“As-is” can mean numerous things in an Outer Banks real estate transaction. It could relate to the condition of the home but also it could relate to an encomberance or an encroachment. Most commonly means that the seller will not make any repairs. This frequency of this type of sale waxes and wanes with Outer Banks market conditions. Almost all distressed sales are sold this way. Banks rarely want to make repairs to a property and sellers of short sales don’t have the cash to make any repairs. If a seller is selling their property “as-is” then it is a good idea to ask what does sold “as-is” mean in this situation. Here are some thoughts on the most common way this phrase is used in a sale.
During the inspection process if the buyer finds a problem they cannot live with then they can void the contract and get their earnest money back. Another option is to re-negotiate the sales price to pay for the repair or ask the seller to fix it. Just about every home has some minor repairs. Buyers of “as is” properties should negotiate the original sales price accordingly.
Buyers often think there must be something major wrong with the property if a seller offers their property “as-is”. More often than not these buyers are overly cautious. Some sellers don’t want to deal with supervising and paying local contractors. Out of town owners may not want to make a special trip to check on these repairs. Other times a seller may not be knowledgeable about how to fix problems.

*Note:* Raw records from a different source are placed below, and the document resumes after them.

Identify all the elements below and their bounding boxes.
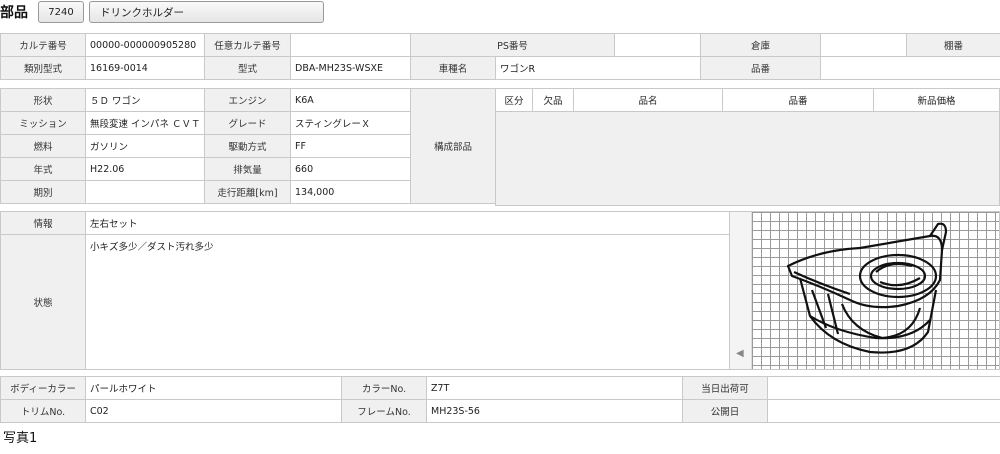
same-day-ship-value <box>767 376 1000 400</box>
ps-no-value <box>614 33 702 57</box>
parts-table-header: 区分 欠品 品名 品番 新品価格 <box>496 89 999 112</box>
col-new-price: 新品価格 <box>917 96 956 107</box>
type-cat-value: 16169-0014 <box>85 56 205 80</box>
engine-label: エンジン <box>204 88 291 112</box>
frame-no-value: MH23S-56 <box>426 399 683 423</box>
drive-value: FF <box>290 134 411 158</box>
year-value: H22.06 <box>85 157 205 181</box>
part-photo[interactable]: ◀ <box>729 211 1000 370</box>
opt-karte-no-label: 任意カルテ番号 <box>204 33 291 57</box>
color-frame-table: ボディーカラー パールホワイト カラーNo. Z7T 当日出荷可 トリムNo. … <box>0 376 1000 423</box>
displacement-value: 660 <box>290 157 411 181</box>
trim-no-value: C02 <box>85 399 342 423</box>
karte-table: カルテ番号 00000-000000905280 任意カルテ番号 PS番号 倉庫… <box>0 33 1000 80</box>
mileage-label: 走行距離[km] <box>204 180 291 204</box>
car-name-value: ワゴンR <box>494 56 702 80</box>
component-parts-table: 区分 欠品 品名 品番 新品価格 <box>495 88 1000 206</box>
info-table: 情報 左右セット 状態 小キズ多少／ダスト汚れ多少 <box>0 211 730 370</box>
col-category: 区分 <box>496 89 533 111</box>
mission-value: 無段変速 インパネ ＣＶＴ <box>85 111 205 135</box>
mission-label: ミッション <box>0 111 86 135</box>
col-missing: 欠品 <box>533 89 574 111</box>
color-no-value: Z7T <box>426 376 683 400</box>
model-value: DBA-MH23S-WSXE <box>290 56 411 80</box>
condition-label: 状態 <box>0 234 86 370</box>
car-name-label: 車種名 <box>410 56 496 80</box>
fuel-label: 燃料 <box>0 134 86 158</box>
period-label: 期別 <box>0 180 86 204</box>
drink-holder-drawing <box>786 222 948 354</box>
fuel-value: ガソリン <box>85 134 205 158</box>
vehicle-table: 形状 ５Ｄ ワゴン エンジン K6A 構成部品 ミッション 無段変速 インパネ … <box>0 88 496 204</box>
warehouse-label: 倉庫 <box>700 33 822 57</box>
engine-value: K6A <box>290 88 411 112</box>
drive-label: 駆動方式 <box>204 134 291 158</box>
color-no-label: カラーNo. <box>341 376 427 400</box>
info-label: 情報 <box>0 211 86 235</box>
photo-caption: 写真1 <box>3 431 38 446</box>
public-date-label: 公開日 <box>682 399 768 423</box>
same-day-ship-label: 当日出荷可 <box>682 376 768 400</box>
section-title: 部品 <box>0 5 28 21</box>
col-part-name: 品名 <box>574 89 723 111</box>
info-value: 左右セット <box>85 211 730 235</box>
part-no-label: 品番 <box>700 56 822 80</box>
components-label: 構成部品 <box>410 88 496 204</box>
grade-label: グレード <box>204 111 291 135</box>
karte-no-label: カルテ番号 <box>0 33 86 57</box>
trim-no-label: トリムNo. <box>0 399 86 423</box>
ps-no-label: PS番号 <box>409 33 616 57</box>
type-cat-label: 類別型式 <box>0 56 86 80</box>
photo-prev-strip[interactable] <box>730 212 752 369</box>
year-label: 年式 <box>0 157 86 181</box>
chevron-left-icon[interactable]: ◀ <box>736 348 744 359</box>
condition-value: 小キズ多少／ダスト汚れ多少 <box>85 234 730 370</box>
body-color-label: ボディーカラー <box>0 376 86 400</box>
body-color-value: パールホワイト <box>85 376 342 400</box>
warehouse-value <box>820 33 908 57</box>
part-no-value <box>820 56 1000 80</box>
karte-no-value: 00000-000000905280 <box>85 33 205 57</box>
grade-value: スティングレーＸ <box>290 111 411 135</box>
part-name-button[interactable]: ドリンクホルダー <box>89 1 324 23</box>
opt-karte-no-value <box>290 33 411 57</box>
shape-value: ５Ｄ ワゴン <box>85 88 205 112</box>
shape-label: 形状 <box>0 88 86 112</box>
displacement-label: 排気量 <box>204 157 291 181</box>
col-part-no: 品番 <box>723 89 874 111</box>
part-code-button[interactable]: 7240 <box>38 1 84 23</box>
public-date-value <box>767 399 1000 423</box>
period-value <box>85 180 205 204</box>
model-label: 型式 <box>204 56 291 80</box>
mileage-value: 134,000 <box>290 180 411 204</box>
shelf-no-label: 棚番 <box>906 33 1000 57</box>
frame-no-label: フレームNo. <box>341 399 427 423</box>
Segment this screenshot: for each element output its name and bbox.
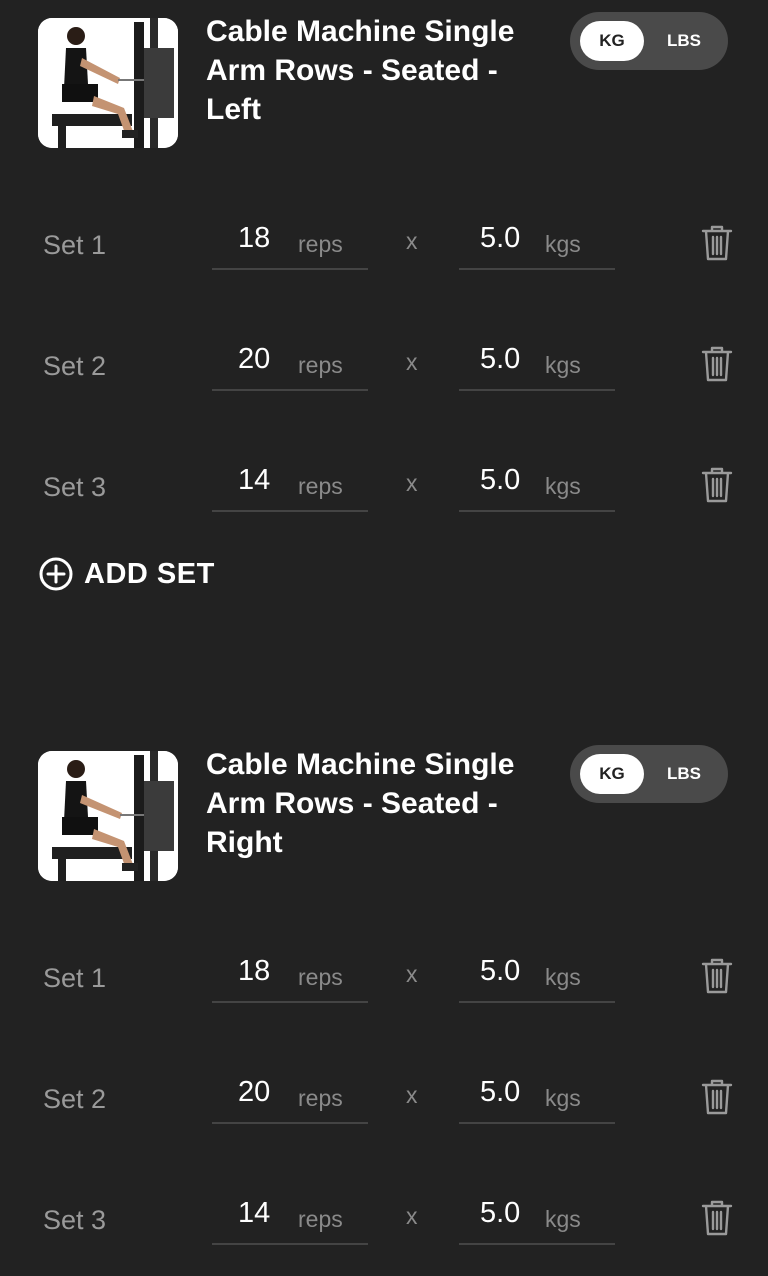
set-row: Set 3 14 reps x 5.0 kgs xyxy=(0,1145,768,1266)
set-label: Set 2 xyxy=(43,1084,107,1114)
weight-unit: kgs xyxy=(545,352,581,378)
weight-unit: kgs xyxy=(545,1085,581,1111)
exercise-title: Cable Machine Single Arm Rows - Seated -… xyxy=(206,748,515,859)
reps-input[interactable]: 20 reps xyxy=(212,1076,368,1124)
set-label: Set 2 xyxy=(43,351,107,381)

They don’t want to be saddled with repair issue decisions. Some sellers may just want to avoid negotiating on minor repairs. Of course if you, the buyer, have to deal with these things then that should cost the seller in the final purchase price. Buyers should negotiate accordingly.
Negotiate Up Front
Keep in mind if you are buying an “as-is” property that you need to negotiate with the understanding that more items than a normal may need to be fixed when you close on the property. Furthermore unlike a normal sale, you have less negotiating power with the seller if there is an item you need fixed because the agreement was “as-is” to begin with. What is the difference in value between an “as-is” sale and a normal sale? That is going to vary from one sale to the next but a buyer should pay less for a home in an “as-is” condition.
More Risk = More Reward
At a minimum, the buyer will have to pay for those minor repairs that the seller sometimes takes care of in a normal sale. They also are risking the money they spend on inspections with a much smaller chance that the seller will pay for any repair items. The older, less maintained property has more risk to the buyer than a newer, well maintained home. Buying an “as-is” home has its trade-offs. If you are capable of home repairs you may be able to purchase a home at a below market price. Where there is greater risk, there should also be a greater reward.
If you see an Outer Banks house for sale and the seller is selling it “as-is”, then it’s a good idea to ask your agent what does sold “as-is” mean in this specific situation. They can contact the listing agent for clarification.